(4 stars)
“I’d kill for that job,” you say, but would you really? Maybe in this economy, and maybe if you lived in a society where what you did for a living defined everything about you: social status, wife and children, the respect of your peers, your existence as a man. I’m not talking about the United States — no, no, of course I’m not — but South Korea, the setting for Park Chan-wook’s wicked comedy of capitalism and homicide, “No Other Choice.”
Park is a master of dark delights, with a string of classics that include “Oldboy” (2003), “The Handmaiden” (2016) and “Decision to Leave” (2022); he’s a little like a South Korean Hitchcock with a more evil sense of fun and a buried undercurrent of social outrage. Here, he takes a 1997 Donald E. Westlake novel, “The Ax,” and applies it to his home country with malice aforethought. The result is an entertainment that draws blood.
Our hero is Man-su (Lee Byung-hun), who has worked his way up over the years to a supervisory position at a paper factory, allowing him to buy his childhood home and live in bourgeois luxury with wife Min-ri (Son Ye-jin), teen stepson Si-one (Kim Woo Seung) and their young cello-prodigy daughter Ri-one (Choi So Yul). All is well until the plant is bought by Americans and Man-su is let go along with other employees, leading to a hilariously awful human-resources retreat where the laid-off men learn useless mantras to shore up their shattered self-confidence.

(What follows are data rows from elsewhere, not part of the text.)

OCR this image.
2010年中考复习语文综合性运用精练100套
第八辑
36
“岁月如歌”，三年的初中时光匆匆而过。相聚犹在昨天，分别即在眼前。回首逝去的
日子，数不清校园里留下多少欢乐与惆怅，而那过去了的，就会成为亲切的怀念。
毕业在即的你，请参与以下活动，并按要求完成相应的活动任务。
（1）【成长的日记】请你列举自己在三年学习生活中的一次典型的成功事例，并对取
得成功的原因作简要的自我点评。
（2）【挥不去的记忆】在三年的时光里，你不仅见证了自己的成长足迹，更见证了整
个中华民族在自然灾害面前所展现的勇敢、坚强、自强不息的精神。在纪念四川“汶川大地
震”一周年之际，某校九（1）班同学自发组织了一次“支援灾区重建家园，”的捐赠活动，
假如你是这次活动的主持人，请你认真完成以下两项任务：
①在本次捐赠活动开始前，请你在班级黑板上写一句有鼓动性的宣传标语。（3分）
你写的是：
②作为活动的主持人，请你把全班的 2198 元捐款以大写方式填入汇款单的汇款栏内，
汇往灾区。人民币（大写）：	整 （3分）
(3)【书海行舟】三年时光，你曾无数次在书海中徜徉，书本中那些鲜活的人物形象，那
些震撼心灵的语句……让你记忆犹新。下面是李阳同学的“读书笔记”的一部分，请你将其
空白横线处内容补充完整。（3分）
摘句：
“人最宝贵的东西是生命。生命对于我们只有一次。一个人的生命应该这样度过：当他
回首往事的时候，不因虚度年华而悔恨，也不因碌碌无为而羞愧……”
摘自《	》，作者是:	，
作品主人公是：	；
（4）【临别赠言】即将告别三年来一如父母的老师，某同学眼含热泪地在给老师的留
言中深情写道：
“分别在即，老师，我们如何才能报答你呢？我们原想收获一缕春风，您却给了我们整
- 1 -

Man-su vows to find work but instead suffers through a Kafkaesque round of interviews that seem specifically designed to humiliate job seekers. He works retail, sees his wife take a position as a hygienist for a handsome dentist, frets about music lessons for his gifted daughter and ignores a not-at-all symbolic toothache before deciding with cold, desperate logic to seek out the men standing between him and gainful employment. We are in “Kind Hearts and Coronets” territory now, with a frisson of Patricia Highsmith’s murderous view of human relations.
And, as in Highsmith, murder is anything but easy. The men Man-su sets his sights on are even sadder specimens than he: a drunken buffoon (Lee Sung-min) with a cheating spouse (Yeom Hye-ran), a beaten-down family man (Cha Seung-won) working in a shoe store, a pompously insecure macho man (Park Hee-soon). “No Other Choice” plays Man-su’s misadventures as pitch-black comedy that every so often erupts into slapstick, as in a riotous three-way brawl between the buffoon, his wife and Man-su. The laughs get more grimly perverse the longer the movie goes on, and the fury at a system that pits these men against one another is a given, even if they’re too busy eating each other alive to see it.
The Westlake novel has been adapted before, as a 2005 Costa-Gavras movie called “The Ax” that saw only a European release; the new film is dedicated to the 92-year-old director, who assisted Park in the long gestation of “No Other Choice.” With a screenplay credited to Park, his frequent collaborators Lee Kyoung-mi and Lee Ja-hye, and Canadian actor-director Don McKellar, the film paints a caustic picture of South Korean society that could extend to many other countries and cultures, including our own.
Of course, in an English-language version, the hero might not possess a talent for shaping miniature bonsai trees that comes in handy when it comes to body disposal. (The production design of Man-su’s house, an explosion of greenery in a sterile Seoul, is one of the movie’s many pleasures.) But he might have a spouse who suspects the worst and weighs that against her suburban creature comforts. In a heroically funny lead performance, Lee Byung-hun conveys the existential agony of a man holding it together on the outside while inside he’s coming apart, and he’s matched step for step by Son as the wife, whose pragmatism goes much further than her husband thinks.
They’re all villains and victims of a societal structure that, in the words of more than one character here, gives them “no other choice.” But every waking moment obeying that structure is a choice, and Man-su taking his culture’s Darwinian imperative to its bloody logical conclusion is a choice. Such choices have consequences, even if they’re not the ones you expect. There are winners in “No Other Choice,” but as Park makes clear in the film’s quietly devastating final images, they’ve won at a cost that hollows the soul. No translation necessary.
R. At area theaters. Contains violence, language and some sexual content. In Korean, with English subtitles. 139 minutes.